John has been sober now for 12 years. At age 22, he came to a point where he knew he had to turn his life around. “My father was an alcoholic, so that was always in the back of my head,” he says. “I realized it when I was by myself uptown in Spanish Harlem and it was 12 in the afternoon.” And so, John decided to turn his life around.
“In rehab I met a guy named Sammy and he was in the DMS group. He was the one that put me onto that hardcore scene,” he says. The New York Hardcore Scene is a subculture associated with punk music and occasional violence. “We were in Arizona together in a halfway house and we were really close, he was like a brother to me. We both came to New York and I became an electrician because he was an electrician. Years later, I found out he died, overdosed and had a hard attack.” Sammy’s death took a toll on John, and inadvertently helped him to get sober.
Another element that led to John ultimately deciding to stay clean was the trouble that followed him. He was once arrested on 86th and 3rd on St. Patricks Day. “It was really funny because as I was actually going to court that morning and I had my Irish driver’s license,” he says. “My aunt got me one that says born in Ireland. So one minute they were arresting me on 86th Street, and I put on an Irish accent and pretended I was a tourist who was just visiting. They told me ‘You beat that kid really well, now get outta here!'” he says.
Growing up in New York City, John was inevitably exposed to the graffiti scene. He began tagging at an early age. “RD, Lace, D3, I grew up with all of them,” he says. “RD actually just did our wall. I was like, ‘Listen it’s our one year anniversary and to me you’re the biggest writer in New York.'”
While kicking it with his graf friends, John would hang out in places like Max Fish and various pool halls. John is still tight with his graf friends and the artist Kidd One will be working at Sweet Chick’s new location. “Sometimes you gotta help guys out, you know? If someone calls you and they’re like, ‘I got a long rap sheet and I need this job,’ you gotta give it to them.”
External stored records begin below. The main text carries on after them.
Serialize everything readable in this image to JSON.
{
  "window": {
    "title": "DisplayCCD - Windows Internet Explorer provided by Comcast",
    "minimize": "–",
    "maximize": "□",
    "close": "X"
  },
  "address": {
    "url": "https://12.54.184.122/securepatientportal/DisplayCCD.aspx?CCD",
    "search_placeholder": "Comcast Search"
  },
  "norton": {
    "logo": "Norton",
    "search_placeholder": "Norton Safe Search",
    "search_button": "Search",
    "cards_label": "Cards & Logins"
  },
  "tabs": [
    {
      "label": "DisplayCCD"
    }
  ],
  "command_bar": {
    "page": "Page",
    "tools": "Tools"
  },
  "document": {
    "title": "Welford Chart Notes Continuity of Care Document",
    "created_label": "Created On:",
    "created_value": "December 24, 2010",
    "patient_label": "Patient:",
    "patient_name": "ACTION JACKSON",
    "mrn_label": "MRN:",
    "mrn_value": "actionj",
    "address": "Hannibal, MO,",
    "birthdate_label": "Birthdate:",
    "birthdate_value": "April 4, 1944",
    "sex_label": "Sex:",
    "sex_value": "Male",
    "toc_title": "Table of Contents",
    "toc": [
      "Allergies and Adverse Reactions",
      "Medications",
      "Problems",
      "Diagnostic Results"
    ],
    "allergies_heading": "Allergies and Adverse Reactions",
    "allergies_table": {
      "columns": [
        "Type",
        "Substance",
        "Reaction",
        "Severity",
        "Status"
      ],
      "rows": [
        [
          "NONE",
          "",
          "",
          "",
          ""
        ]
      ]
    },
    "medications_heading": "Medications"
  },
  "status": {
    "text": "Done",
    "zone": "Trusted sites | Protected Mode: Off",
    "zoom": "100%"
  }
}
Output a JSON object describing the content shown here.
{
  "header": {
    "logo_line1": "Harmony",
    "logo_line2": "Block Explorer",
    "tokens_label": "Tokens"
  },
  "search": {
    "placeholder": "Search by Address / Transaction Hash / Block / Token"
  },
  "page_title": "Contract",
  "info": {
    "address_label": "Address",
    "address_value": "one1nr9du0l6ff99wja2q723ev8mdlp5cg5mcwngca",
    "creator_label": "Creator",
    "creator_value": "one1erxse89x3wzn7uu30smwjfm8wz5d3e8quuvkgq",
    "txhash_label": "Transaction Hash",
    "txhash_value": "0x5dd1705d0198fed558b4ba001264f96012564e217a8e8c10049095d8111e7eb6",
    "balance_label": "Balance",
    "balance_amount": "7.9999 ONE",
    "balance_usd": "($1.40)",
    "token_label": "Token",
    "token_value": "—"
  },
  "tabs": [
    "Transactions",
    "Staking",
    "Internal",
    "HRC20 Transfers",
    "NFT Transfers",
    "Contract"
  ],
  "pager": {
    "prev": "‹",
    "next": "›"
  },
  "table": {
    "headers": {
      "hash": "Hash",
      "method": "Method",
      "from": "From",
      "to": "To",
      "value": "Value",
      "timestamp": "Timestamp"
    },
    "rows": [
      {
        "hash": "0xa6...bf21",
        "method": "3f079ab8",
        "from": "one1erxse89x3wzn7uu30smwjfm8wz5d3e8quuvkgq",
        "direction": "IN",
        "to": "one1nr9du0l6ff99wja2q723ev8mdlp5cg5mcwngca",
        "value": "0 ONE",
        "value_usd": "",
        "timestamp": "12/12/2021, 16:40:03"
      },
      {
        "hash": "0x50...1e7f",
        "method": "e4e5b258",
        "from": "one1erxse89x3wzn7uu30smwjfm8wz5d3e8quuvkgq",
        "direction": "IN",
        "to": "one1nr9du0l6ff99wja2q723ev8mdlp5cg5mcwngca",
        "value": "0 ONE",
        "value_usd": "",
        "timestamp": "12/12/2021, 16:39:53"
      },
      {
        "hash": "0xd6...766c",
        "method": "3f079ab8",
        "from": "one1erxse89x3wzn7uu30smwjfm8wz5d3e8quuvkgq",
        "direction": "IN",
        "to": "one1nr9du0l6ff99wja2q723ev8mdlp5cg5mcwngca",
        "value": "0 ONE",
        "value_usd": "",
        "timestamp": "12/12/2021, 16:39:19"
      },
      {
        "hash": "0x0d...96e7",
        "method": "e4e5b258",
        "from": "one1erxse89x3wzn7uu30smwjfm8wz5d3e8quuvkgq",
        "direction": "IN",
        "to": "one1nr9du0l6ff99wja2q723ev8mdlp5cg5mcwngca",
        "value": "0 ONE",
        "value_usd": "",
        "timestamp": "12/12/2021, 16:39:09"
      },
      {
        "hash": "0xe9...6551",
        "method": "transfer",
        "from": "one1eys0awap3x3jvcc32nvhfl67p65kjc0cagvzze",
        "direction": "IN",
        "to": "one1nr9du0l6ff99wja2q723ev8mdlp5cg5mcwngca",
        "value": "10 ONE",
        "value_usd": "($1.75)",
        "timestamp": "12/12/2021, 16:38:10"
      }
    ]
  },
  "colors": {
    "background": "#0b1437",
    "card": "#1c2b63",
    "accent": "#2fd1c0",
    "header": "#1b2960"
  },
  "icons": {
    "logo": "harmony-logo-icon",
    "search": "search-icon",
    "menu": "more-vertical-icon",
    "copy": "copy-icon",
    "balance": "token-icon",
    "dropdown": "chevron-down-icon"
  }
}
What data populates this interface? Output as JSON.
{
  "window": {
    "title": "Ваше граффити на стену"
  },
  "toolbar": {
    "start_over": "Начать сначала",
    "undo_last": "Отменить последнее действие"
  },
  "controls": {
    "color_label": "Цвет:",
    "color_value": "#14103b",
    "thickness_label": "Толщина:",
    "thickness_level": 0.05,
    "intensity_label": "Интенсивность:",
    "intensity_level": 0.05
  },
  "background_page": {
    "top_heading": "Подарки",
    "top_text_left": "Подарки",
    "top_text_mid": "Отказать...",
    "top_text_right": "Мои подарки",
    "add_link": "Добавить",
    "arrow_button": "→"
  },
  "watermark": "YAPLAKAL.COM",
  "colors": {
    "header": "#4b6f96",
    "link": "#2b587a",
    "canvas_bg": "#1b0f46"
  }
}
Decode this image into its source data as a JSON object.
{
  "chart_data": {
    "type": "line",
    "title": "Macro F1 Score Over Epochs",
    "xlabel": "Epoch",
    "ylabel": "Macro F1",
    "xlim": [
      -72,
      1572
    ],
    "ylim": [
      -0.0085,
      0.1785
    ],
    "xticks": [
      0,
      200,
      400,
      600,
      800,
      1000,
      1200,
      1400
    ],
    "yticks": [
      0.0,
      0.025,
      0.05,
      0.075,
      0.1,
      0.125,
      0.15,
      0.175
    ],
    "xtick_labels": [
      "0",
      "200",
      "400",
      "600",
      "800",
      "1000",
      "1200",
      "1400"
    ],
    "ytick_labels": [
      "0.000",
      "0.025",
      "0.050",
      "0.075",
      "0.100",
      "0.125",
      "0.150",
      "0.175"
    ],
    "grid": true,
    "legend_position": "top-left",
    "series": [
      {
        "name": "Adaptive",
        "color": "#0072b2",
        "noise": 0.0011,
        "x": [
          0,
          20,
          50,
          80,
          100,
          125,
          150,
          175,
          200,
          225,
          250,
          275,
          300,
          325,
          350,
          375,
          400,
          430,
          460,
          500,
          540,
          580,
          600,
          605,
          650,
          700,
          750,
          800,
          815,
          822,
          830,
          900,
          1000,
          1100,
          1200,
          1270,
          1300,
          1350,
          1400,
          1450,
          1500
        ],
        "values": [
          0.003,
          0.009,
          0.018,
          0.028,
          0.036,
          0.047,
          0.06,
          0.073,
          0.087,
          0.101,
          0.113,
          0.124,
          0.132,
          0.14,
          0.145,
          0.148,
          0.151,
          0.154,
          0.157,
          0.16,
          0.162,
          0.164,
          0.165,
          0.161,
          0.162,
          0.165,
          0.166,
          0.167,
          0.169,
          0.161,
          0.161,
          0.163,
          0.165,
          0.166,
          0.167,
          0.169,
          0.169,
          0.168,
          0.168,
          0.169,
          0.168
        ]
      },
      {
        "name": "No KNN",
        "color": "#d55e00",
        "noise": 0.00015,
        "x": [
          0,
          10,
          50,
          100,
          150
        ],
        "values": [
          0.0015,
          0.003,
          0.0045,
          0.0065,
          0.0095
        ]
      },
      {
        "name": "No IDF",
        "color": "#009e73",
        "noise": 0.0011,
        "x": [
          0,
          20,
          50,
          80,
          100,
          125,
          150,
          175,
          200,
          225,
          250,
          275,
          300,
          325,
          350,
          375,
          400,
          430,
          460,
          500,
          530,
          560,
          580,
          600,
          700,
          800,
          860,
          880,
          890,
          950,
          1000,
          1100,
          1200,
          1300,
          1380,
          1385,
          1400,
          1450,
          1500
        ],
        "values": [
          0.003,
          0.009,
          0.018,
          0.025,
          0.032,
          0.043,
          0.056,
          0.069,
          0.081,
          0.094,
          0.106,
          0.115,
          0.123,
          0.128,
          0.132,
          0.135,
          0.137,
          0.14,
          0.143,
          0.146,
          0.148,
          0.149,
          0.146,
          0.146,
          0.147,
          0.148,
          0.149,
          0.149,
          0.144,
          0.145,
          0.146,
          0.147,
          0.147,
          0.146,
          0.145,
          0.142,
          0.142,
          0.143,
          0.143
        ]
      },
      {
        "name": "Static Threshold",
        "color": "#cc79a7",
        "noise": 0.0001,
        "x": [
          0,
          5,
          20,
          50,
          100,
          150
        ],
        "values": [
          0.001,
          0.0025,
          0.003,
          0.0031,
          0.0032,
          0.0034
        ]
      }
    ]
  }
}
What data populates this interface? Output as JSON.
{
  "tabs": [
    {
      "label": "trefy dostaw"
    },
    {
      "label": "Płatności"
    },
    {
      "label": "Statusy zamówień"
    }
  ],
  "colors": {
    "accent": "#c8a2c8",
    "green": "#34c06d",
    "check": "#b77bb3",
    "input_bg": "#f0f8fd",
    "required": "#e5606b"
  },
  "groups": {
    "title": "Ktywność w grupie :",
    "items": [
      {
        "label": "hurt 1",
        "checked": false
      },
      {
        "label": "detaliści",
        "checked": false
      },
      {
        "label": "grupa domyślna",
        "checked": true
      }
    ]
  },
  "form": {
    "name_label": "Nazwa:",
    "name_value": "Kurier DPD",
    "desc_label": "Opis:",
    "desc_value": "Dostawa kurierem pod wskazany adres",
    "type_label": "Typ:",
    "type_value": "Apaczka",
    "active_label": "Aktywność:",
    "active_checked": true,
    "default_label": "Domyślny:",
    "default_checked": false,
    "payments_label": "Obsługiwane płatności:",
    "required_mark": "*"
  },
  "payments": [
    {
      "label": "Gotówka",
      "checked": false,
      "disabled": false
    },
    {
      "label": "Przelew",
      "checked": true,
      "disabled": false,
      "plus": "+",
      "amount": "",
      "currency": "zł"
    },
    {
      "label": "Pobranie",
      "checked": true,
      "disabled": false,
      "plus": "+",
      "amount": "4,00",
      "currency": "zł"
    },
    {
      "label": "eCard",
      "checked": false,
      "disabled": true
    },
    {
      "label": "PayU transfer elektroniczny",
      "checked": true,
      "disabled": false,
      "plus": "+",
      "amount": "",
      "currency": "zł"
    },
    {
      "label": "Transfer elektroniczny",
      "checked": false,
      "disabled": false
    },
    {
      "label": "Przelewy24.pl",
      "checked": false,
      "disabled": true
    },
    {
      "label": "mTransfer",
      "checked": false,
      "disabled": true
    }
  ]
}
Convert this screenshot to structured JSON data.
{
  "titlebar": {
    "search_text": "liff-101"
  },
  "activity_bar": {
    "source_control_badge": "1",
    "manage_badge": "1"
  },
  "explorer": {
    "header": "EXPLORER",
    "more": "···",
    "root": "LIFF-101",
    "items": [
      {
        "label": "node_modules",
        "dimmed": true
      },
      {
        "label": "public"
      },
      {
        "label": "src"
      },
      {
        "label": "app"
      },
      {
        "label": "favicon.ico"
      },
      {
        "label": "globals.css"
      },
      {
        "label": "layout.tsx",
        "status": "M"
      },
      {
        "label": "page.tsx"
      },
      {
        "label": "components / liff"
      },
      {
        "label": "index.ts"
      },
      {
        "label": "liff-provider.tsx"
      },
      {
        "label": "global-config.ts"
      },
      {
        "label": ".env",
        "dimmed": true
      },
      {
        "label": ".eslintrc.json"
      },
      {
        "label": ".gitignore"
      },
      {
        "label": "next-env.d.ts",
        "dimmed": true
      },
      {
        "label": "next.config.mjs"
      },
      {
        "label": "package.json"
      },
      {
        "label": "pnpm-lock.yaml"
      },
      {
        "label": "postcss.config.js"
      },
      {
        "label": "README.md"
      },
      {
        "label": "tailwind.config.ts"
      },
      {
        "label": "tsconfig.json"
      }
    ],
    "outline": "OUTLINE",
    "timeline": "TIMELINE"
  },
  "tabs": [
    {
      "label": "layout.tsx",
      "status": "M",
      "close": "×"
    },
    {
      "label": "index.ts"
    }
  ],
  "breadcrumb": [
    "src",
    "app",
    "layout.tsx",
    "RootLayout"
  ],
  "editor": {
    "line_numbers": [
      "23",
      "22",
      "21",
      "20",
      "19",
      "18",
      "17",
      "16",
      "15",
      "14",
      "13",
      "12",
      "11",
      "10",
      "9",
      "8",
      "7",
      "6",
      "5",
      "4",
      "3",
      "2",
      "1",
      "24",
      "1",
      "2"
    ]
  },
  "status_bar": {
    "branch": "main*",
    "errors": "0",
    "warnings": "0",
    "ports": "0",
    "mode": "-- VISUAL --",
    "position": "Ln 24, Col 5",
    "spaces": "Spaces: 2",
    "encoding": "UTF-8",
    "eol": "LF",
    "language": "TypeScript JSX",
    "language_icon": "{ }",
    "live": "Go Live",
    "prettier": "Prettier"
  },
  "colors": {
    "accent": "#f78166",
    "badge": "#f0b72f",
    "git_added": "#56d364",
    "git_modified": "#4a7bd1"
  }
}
Sweet Chick’s new location is not just anywhere on the Lower East Side, it’s the coveted 178 Ludlow Street address – the old Max Fish. “Taking Max Fish is a big deal – but a lot of people don’t understand how it really works,” John says. “One girl was like, ‘Oh you’re the reason Max Fish closed.’ I thought about it but I was like, ‘Who better to take it than me?’ Should I wait for The Gap or Chipotle to take it or should I step up and take it? I drank there, I’m a New Yorker, I’m friends with people that are tight with Uli and she knows we’re taking over.”
Today, you can find John Seymour at Sweet Chick or Pops. Sweet Chick just celebrated their one year anniversary with a little help from the Wu-Tang Clan. “Raekwon showed up to our one year anniversary a few weeks ago,” John says. The rapper ended up doing an impromptu performance before enjoying the delicious buffet of food. “There was a guy at our one year anniversary – we had family style food that night – pig roast, sandwiches – and he tried to stuff a sandwich in Raekwons mouth so we had to kick him out [Laughs].”
John still messes with graffiti from time to time, most recently at Art Basel Miami in 2013. “Right when I got there we just got in the car and went tagging. We felt like kids again. Running from the cops.” But now, John has a family to look after. He currently lives with his wife and three daughters. His soon to be three restaurants, a daily reminder of his success and New York hustle.